Fosa común
Debanhi. No paro de mirar la última fotografía que alguien te tomó. La última, quizás. Parada a la orilla de […]
Debanhi. No paro de mirar la última fotografía que alguien te tomó. La última, quizás. Parada a la orilla de una calzada, con tu blusa blanca y tus botines negros, de brazos cruzados, esperando, vulnerable. Te veo y pienso que te vistes como mi hija, y en estos días en los que no sabemos dónde estás, te he adoptado. Hora tras hora reviso las redes sociales para saber algo de ti. Le rezo a todas las diosas para que te encuentren, para que te encontremos. Pienso en tu madre, pertrechada entre la angustia y la incertidumbre y un pellejo de esperanza. Lo mismo que yo padecería si mi Julia desapareciera. Pienso en tu familia, pisando la tierra crujiente de un río seco, escudriñando los matorrales, gritando tu nombre, buscándote. Pienso en tantas familias así y quiero gritar y huir de la vida y de los vivos porque me avergüenza mi País. Porque te fallamos. A ti y a tantas más. Te fallaron las instituciones, los gobernadores como Samuel García, el presidente López Obrador, los policías, los fiscales, los hombres.

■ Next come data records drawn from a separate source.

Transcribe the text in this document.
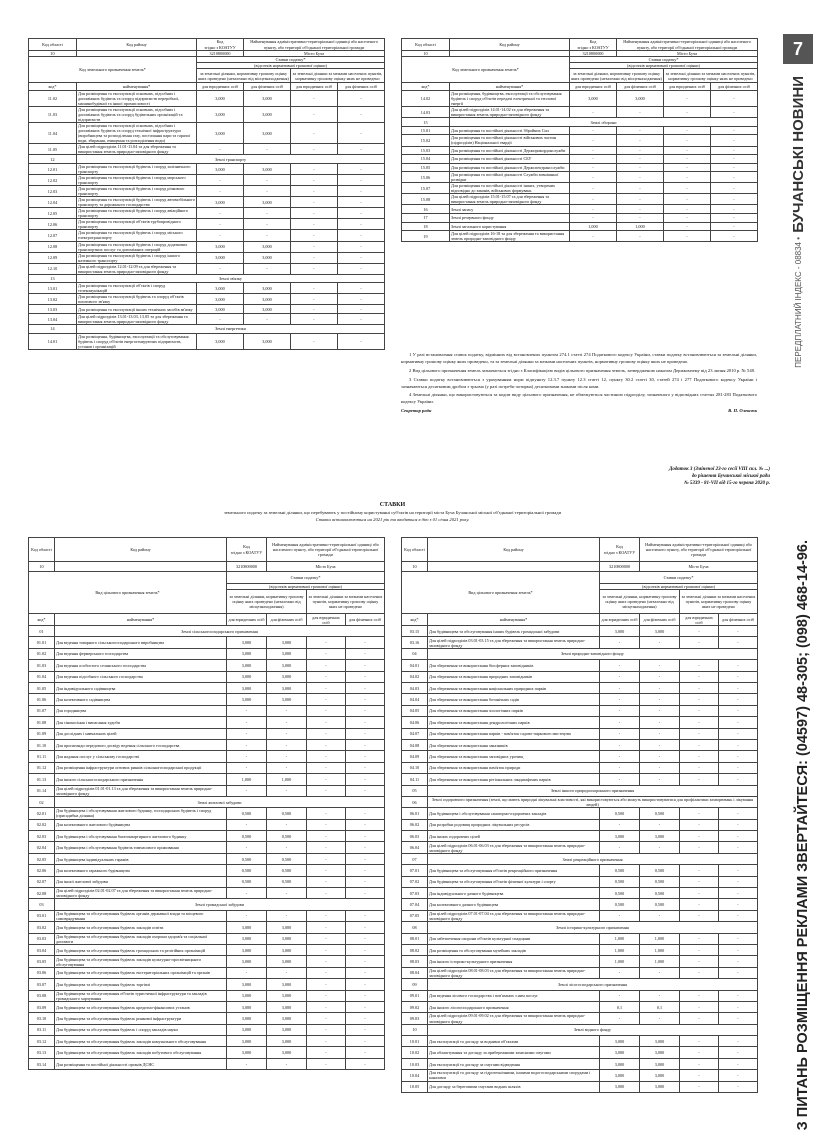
7
ПЕРЕДПЛАТНИЙ ІНДЕКС - 08834 • БУЧАНСЬКІ НОВИНИ
З ПИТАНЬ РОЗМІЩЕННЯ РЕКЛАМИ ЗВЕРТАЙТЕСЯ: (04597) 48-305; (098) 468-14-96.
Код області	Код району	Код
згідно з КОАТУУ	Найменування адміністративно-територіальної одиниці або населеного пункту, або території об'єднаної територіальної громади		
10		3210800000	Місто Буча		
Код земельного призначення земель*		Ставки податку*			
		(відсотків нормативної грошової оцінки)			
		за земельні ділянки, нормативну грошову оцінку яких проведено (незалежно від місцезнаходження)		за земельні ділянки за межами населених пунктів, нормативну грошову оцінку яких не проведено	
код*	найменування*	для юридичних осіб	для фізичних осіб	для юридичних осіб	для фізичних осіб
11.02	Для розміщення та експлуатації основних, підсобних і допоміжних будівель та споруд підприємств переробної, машинобудівної та іншої промисловості	3,000	3,000	-	-
11.03	Для розміщення та експлуатації основних, підсобних і допоміжних будівель та споруд будівельних організацій та підприємств	3,000	3,000	-	-
11.04	Для розміщення та експлуатації основних, підсобних і допоміжних будівель та споруд технічної інфраструктури (виробництва та розподілення газу, постачання пари та гарячої води, збирання, очищення та розподілення води)	3,000	3,000	-	-
11.05	Для цілей підрозділів 11.01-11.04 та для збереження та використання земель природно-заповідного фонду	-	-	-	-
12	Землі транспорту				
12.01	Для розміщення та експлуатації будівель і споруд залізничного транспорту	3,000	3,000	-	-
12.02	Для розміщення та експлуатації будівель і споруд морського транспорту	-	-	-	-
12.03	Для розміщення та експлуатації будівель і споруд річкового транспорту	-	-	-	-
12.04	Для розміщення та експлуатації будівель і споруд автомобільного транспорту та дорожнього господарства	3,000	3,000	-	-
12.05	Для розміщення та експлуатації будівель і споруд авіаційного транспорту	-	-	-	-
12.06	Для розміщення та експлуатації об'єктів трубопровідного транспорту	-	-	-	-
12.07	Для розміщення та експлуатації будівель і споруд міського електротранспорту	-	-	-	-
12.08	Для розміщення та експлуатації будівель і споруд додаткових транспортних послуг та допоміжних операцій	3,000	3,000	-	-
12.09	Для розміщення та експлуатації будівель і споруд іншого наземного транспорту	3,000	3,000	-	-
12.10	Для цілей підрозділів 12.01-12.09 та для збереження та використання земель природно-заповідного фонду	-	-	-	-
13	Землі зв'язку				
13.01	Для розміщення та експлуатації об'єктів і споруд телекомунікацій	3,000	3,000	-	-
13.02	Для розміщення та експлуатації будівель та споруд об'єктів поштового зв'язку	3,000	3,000	-	-
13.03	Для розміщення та експлуатації інших технічних засобів зв'язку	3,000	3,000	-	-
13.04	Для цілей підрозділів 13.01-13.03, 13.05 та для збереження та використання земель природно-заповідного фонду	-	-	-	-
14	Землі енергетики				
14.01	Для розміщення, будівництва, експлуатації та обслуговування будівель і споруд об'єктів енергогенеруючих підприємств, установ і організацій	3,000	3,000	-	-
Код області	Код району	Код
згідно з КОАТУУ	Найменування адміністративно-територіальної одиниці або населеного пункту, або території об'єднаної територіальної громади		
10		3210800000	Місто Буча		
Код земельного призначення земель*		Ставки податку*			
		(відсотків нормативної грошової оцінки)			
		за земельні ділянки, нормативну грошову оцінку яких проведено (незалежно від місцезнаходження)		за земельні ділянки за межами населених пунктів, нормативну грошову оцінку яких не проведено	
код*	найменування*	для юридичних осіб	для фізичних осіб	для юридичних осіб	для фізичних осіб
14.02	Для розміщення, будівництва, експлуатації та обслуговування будівель і споруд об'єктів передачі електричної та теплової енергії	3,000	3,000	-	-
14.03	Для цілей підрозділів 14.01-14.02 та для збереження та використання земель природно-заповідного фонду	-	-	-	-
15	Землі оборони				
15.01	Для розміщення та постійної діяльності Збройних Сил	-	-	-	-
15.02	Для розміщення та постійної діяльності військових частин (підрозділів) Національної гвардії	-	-	-	-
15.03	Для розміщення та постійної діяльності Держприкордонслужби	-	-	-	-
15.04	Для розміщення та постійної діяльності СБУ	-	-	-	-
15.05	Для розміщення та постійної діяльності Держспецтрансслужби	-	-	-	-
15.06	Для розміщення та постійної діяльності Служби зовнішньої розвідки	-	-	-	-
15.07	Для розміщення та постійної діяльності інших, утворених відповідно до законів, військових формувань	-	-	-	-
15.08	Для цілей підрозділів 15.01-15.07 та для збереження та використання земель природно-заповідного фонду	-	-	-	-
16	Землі запасу	-	-	-	-
17	Землі резервного фонду	-	-	-	-
18	Землі загального користування	1,000	1,000	-	-
19	Для цілей підрозділів 16-18 та для збереження та використання земель природно-заповідного фонду	-	-	-	-

1 У разі встановлення ставок податку, відмінних від встановлених пунктом 274.1 статті 274 Податкового кодексу України, ставки податку встановлюються за земельні ділянки, нормативну грошову оцінку яких проведено, та за земельні ділянки за межами населених пунктів, нормативну грошову оцінку яких не проведено.

2 Вид цільового призначення земель зазначається згідно з Класифікацією видів цільового призначення земель, затвердженою наказом Держкомзему від 23 липня 2010 р. № 548.

3 Ставки податку встановлюються з урахуванням норм підпункту 12.3.7 пункту 12.3 статті 12, пункту 30.2 статті 30, статей 274 і 277 Податкового кодексу України і зазначаються десятковим дробом з трьома (у разі потреби чотирма) десятковими знаками після коми.

4 Земельні ділянки, що використовуються за кодом виду цільового призначення, не обмежуються частиною підрозділу, зазначеного у відповідних статтях 281-283 Податкового кодексу України.

Секретар ради	В. П. Олексюк
Додаток 3 (Зміненої 23-го сесії VIII скл. № ...)
до рішення Бучанської міської ради
№ 5339 - 81-VII від 15-го червня 2020 р.
СТАВКИ
земельного податку за земельні ділянки, що перебувають у постійному користуванні суб'єктів на території міста Буча Бучанської міської об'єднаної територіальної громади
Ставки встановлюються на 2021 рік та вводяться в дію з 01 січня 2021 року.
Код області	Код району	Код
згідно з КОАТУУ	Найменування адміністративно-територіальної одиниці або населеного пункту, або території об'єднаної територіальної громади		
10		3210800000	Місто Буча		
Вид цільового призначення земель*		Ставки податку*			
		(відсотків нормативної грошової оцінки)			
		за земельні ділянки, нормативну грошову оцінку яких проведено (незалежно від місцезнаходження)		за земельні ділянки за межами населених пунктів, нормативну грошову оцінку яких не проведено	
код*	найменування*	для юридичних осіб	для фізичних осіб	для юридичних осіб	для фізичних осіб
01	Землі сільськогосподарського призначення				
01.01	Для ведення товарного сільськогосподарського виробництва	3,000	3,000	-	-
01.02	Для ведення фермерського господарства	3,000	3,000	-	-
01.03	Для ведення особистого селянського господарства	3,000	3,000	-	-
01.04	Для ведення підсобного сільського господарства	3,000	3,000	-	-
01.05	Для індивідуального садівництва	3,000	3,000	-	-
01.06	Для колективного садівництва	3,000	3,000	-	-
01.07	Для городництва	-	-	-	-
01.08	Для сінокосіння і випасання худоби	-	-	-	-
01.09	Для дослідних і навчальних цілей	-	-	-	-
01.10	Для пропаганди передового досвіду ведення сільського господарства	-	-	-	-
01.11	Для надання послуг у сільському господарстві	-	-	-	-
01.12	Для розміщення інфраструктури оптових ринків сільськогосподарської продукції	-	-	-	-
01.13	Для іншого сільськогосподарського призначення	1,000	1,000	-	-
01.14	Для цілей підрозділів 01.01-01.13 та для збереження та використання земель природно-заповідного фонду	-	-	-	-
02	Землі житлової забудови				
02.01	Для будівництва і обслуговування житлового будинку, господарських будівель і споруд (присадибна ділянка)	0,500	0,500	-	-
02.02	Для колективного житлового будівництва	-	-	-	-
02.03	Для будівництва і обслуговування багатоквартирного житлового будинку	0,500	0,500	-	-
02.04	Для будівництва і обслуговування будівель тимчасового проживання	-	-	-	-
02.05	Для будівництва індивідуальних гаражів	0,500	0,500	-	-
02.06	Для колективного гаражного будівництва	0,500	0,500	-	-
02.07	Для іншої житлової забудови	0,500	0,500	-	-
02.08	Для цілей підрозділів 02.01-02.07 та для збереження та використання земель природно-заповідного фонду	-	-	-	-
03	Землі громадської забудови				
03.01	Для будівництва та обслуговування будівель органів державної влади та місцевого самоврядування	-	-	-	-
03.02	Для будівництва та обслуговування будівель закладів освіти	3,000	3,000	-	-
03.03	Для будівництва та обслуговування будівель закладів охорони здоров'я та соціальної допомоги	3,000	3,000	-	-
03.04	Для будівництва та обслуговування будівель громадських та релігійних організацій	3,000	3,000	-	-
03.05	Для будівництва та обслуговування будівель закладів культурно-просвітницького обслуговування	3,000	3,000	-	-
03.06	Для будівництва та обслуговування будівель екстериторіальних організацій та органів	-	-	-	-
03.07	Для будівництва та обслуговування будівель торгівлі	3,000	3,000	-	-
03.08	Для будівництва та обслуговування об'єктів туристичної інфраструктури та закладів громадського харчування	3,000	3,000	-	-
03.09	Для будівництва та обслуговування будівель кредитно-фінансових установ	3,000	3,000	-	-
03.10	Для будівництва та обслуговування будівель ринкової інфраструктури	3,000	3,000	-	-
03.11	Для будівництва та обслуговування будівель і споруд закладів науки	3,000	3,000	-	-
03.12	Для будівництва та обслуговування будівель закладів комунального обслуговування	3,000	3,000	-	-
03.13	Для будівництва та обслуговування будівель закладів побутового обслуговування	3,000	3,000	-	-
03.14	Для розміщення та постійної діяльності органів ДСНС	-	-	-	-
Код області	Код району	Код
згідно з КОАТУУ	Найменування адміністративно-територіальної одиниці або населеного пункту, або території об'єднаної територіальної громади		
10		3210800000	Місто Буча		
Вид цільового призначення земель*		Ставки податку*			
		(відсотків нормативної грошової оцінки)			
		за земельні ділянки, нормативну грошову оцінку яких проведено (незалежно від місцезнаходження)		за земельні ділянки за межами населених пунктів, нормативну грошову оцінку яких не проведено	
код*	найменування*	для юридичних осіб	для фізичних осіб	для юридичних осіб	для фізичних осіб
03.15	Для будівництва та обслуговування інших будівель громадської забудови	3,000	3,000	-	-
03.16	Для цілей підрозділів 03.01-03.15 та для збереження та використання земель природно-заповідного фонду	-	-	-	-
04	Землі природно-заповідного фонду				
04.01	Для збереження та використання біосферних заповідників	-	-	-	-
04.02	Для збереження та використання природних заповідників	-	-	-	-
04.03	Для збереження та використання національних природних парків	-	-	-	-
04.04	Для збереження та використання ботанічних садів	-	-	-	-
04.05	Для збереження та використання зоологічних парків	-	-	-	-
04.06	Для збереження та використання дендрологічних парків	-	-	-	-
04.07	Для збереження та використання парків - пам'яток садово-паркового мистецтва	-	-	-	-
04.08	Для збереження та використання заказників	-	-	-	-
04.09	Для збереження та використання заповідних урочищ	-	-	-	-
04.10	Для збереження та використання пам'яток природи	-	-	-	-
04.11	Для збереження та використання регіональних ландшафтних парків	-	-	-	-
05	Землі іншого природоохоронного призначення				
06	Землі оздоровчого призначення (землі, що мають природні лікувальні властивості, які використовуються або можуть використовуватися для профілактики захворювань і лікування людей)				
06.01	Для будівництва і обслуговування санаторно-оздоровчих закладів	0,500	0,500	-	-
06.02	Для розробки родовищ природних лікувальних ресурсів	-	-	-	-
06.03	Для інших оздоровчих цілей	3,000	3,000	-	-
06.04	Для цілей підрозділів 06.01-06.03 та для збереження та використання земель природно-заповідного фонду	-	-	-	-
07	Землі рекреаційного призначення				
07.01	Для будівництва та обслуговування об'єктів рекреаційного призначення	0,500	0,500	-	-
07.02	Для будівництва та обслуговування об'єктів фізичної культури і спорту	0,500	0,500	-	-
07.03	Для індивідуального дачного будівництва	0,500	0,500	-	-
07.04	Для колективного дачного будівництва	0,500	0,500	-	-
07.05	Для цілей підрозділів 07.01-07.04 та для збереження та використання земель природно-заповідного фонду	-	-	-	-
08	Землі історико-культурного призначення				
08.01	Для забезпечення охорони об'єктів культурної спадщини	1,000	1,000	-	-
08.02	Для розміщення та обслуговування музейних закладів	1,000	1,000	-	-
08.03	Для іншого історико-культурного призначення	1,000	1,000	-	-
08.04	Для цілей підрозділів 08.01-08.03 та для збереження та використання земель природно-заповідного фонду	-	-	-	-
09	Землі лісогосподарського призначення				
09.01	Для ведення лісового господарства і пов'язаних з ним послуг	-	-	-	-
09.02	Для іншого лісогосподарського призначення	0,1	0,1	-	-
09.03	Для цілей підрозділів 09.01-09.02 та для збереження та використання земель природно-заповідного фонду	-	-	-	-
10	Землі водного фонду				
10.01	Для експлуатації та догляду за водними об'єктами	3,000	3,000	-	-
10.02	Для облаштування та догляду за прибережними захисними смугами	3,000	3,000	-	-
10.03	Для експлуатації та догляду за смугами відведення	3,000	3,000	-	-
10.04	Для експлуатації та догляду за гідротехнічними, іншими водогосподарськими спорудами і каналами	3,000	3,000	-	-
10.05	Для догляду за береговими смугами водних шляхів	3,000	3,000	-	-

La misoginia acecha a las mujeres de México, produciendo ausencias y madres buscadoras, en Estado tras Estado. Jóvenes están desapareciendo por acción u omisión o indolencia. Están desapareciendo porque la sociedad todavía discute si fue su culpa, por salir solas y de madrugada. Esa sociedad moralmente mezquina que las culpa por ser libres. Esta sociedad aberrante que las critica por ir a un bar, divertirse, bailar, vivir, como tantas noches lo ha hecho mi hija, educada para ser persona y no cosa u objeto. Educada para ser dueña de sí misma como lo eran Debanhi y María Fernanda y Alison y Jaqueline y Karen y Paulina y Yolanda y miles más que se toparon con la realidad de ser mujer en este País, convertido en fosa común.
Súbete a un taxi y puedes desaparecer. Ve a un bar con amigos y puedes desaparecer. Toma un Uber y puedes desaparecer. Baila con desconocidos y puedes desaparecer. Camina sola de noche y puedes convertirte en un número más en la lista de casi 100,000 personas desaparecidas, como lo acaba de documentar el Comité de Desapariciones Forzadas de la ONU. Ser mujer aquí es sobrevivir con miedo permanente ante la posibilidad de la mano que estrangula, el pene que viola, el golpe que mata. La desnudez perenne porque la ley no te protege, los jueces no te creen, la Policía no te cuida, la sociedad no te arropa. El sexismo y el machismo vuelven a tu cuerpo algo que puede desaparecer.
Ante esa anormalidad normalizada, cargo con una tristeza inenarrable. Estoy triste por la familia de Debanhi, por la familia de tantas, por México, pero sobre todo -en este preciso instante- estoy triste por lo que nos han arrancado a ellas y a nosotros. Por los libros que no leerán, las ideas que no compartirán, los besos que no darán, las hijas que no concebirán. Estoy triste porque la historia de Debanhi -singular y a la vez reiterativa- retrata una injusticia cósmica, una crueldad profunda, una herida compartida, un deseo de quemar puertas y pintarrajear monumentos.
No sé qué hacer porque llevamos años reclamando a este Gobierno -y a los de antes- para que cumplan con su obligación fundacional de protegernos. Llevamos más de dos sexenios exigiendo la desmilitarización que sólo crece, con su saldo de violencia letal. Y no pasa nada: Siguen desapareciéndolas, desapareciéndolas. Mientras hombres de poder pasean por Palacio Nacional, burlándose, riéndose de nosotras. Lo poco que queda es marchar, gritar que no nos cuida la Policía sino las amigas, diseminar videos con consejos para andar por la calle sin que te violen o te maten o te desaparezcan. Buscar formas de lidiar con las siete desaparecidas al día, las 300 asesinadas al mes, los huesos en el desierto, lo que queda de un cuerpo cuando alguien busca borrarlo.
Quisiera prometerle a esa Debanhi bonita, a esa Debanhi nuevoleonesa, a esa Debanhi mía y de todos, que nos haremos responsables de los hombres ignominiosos detrás de su desaparición; los hombres que siempre encontrarán una excusa para pararse del banquillo de los acusados. Quisiera asegurarle que preservaremos su voz y su verdad, al lado de otras, tantas. Rechazaremos que el clamor por ellas sea desacreditado como una «campaña de desprestigio» contra el Gobierno en turno. Porque parafraseando a Rosario Ibarra de Piedra, no hay democracia con desaparecidas. Ni con miles de mujeres en una fosa común.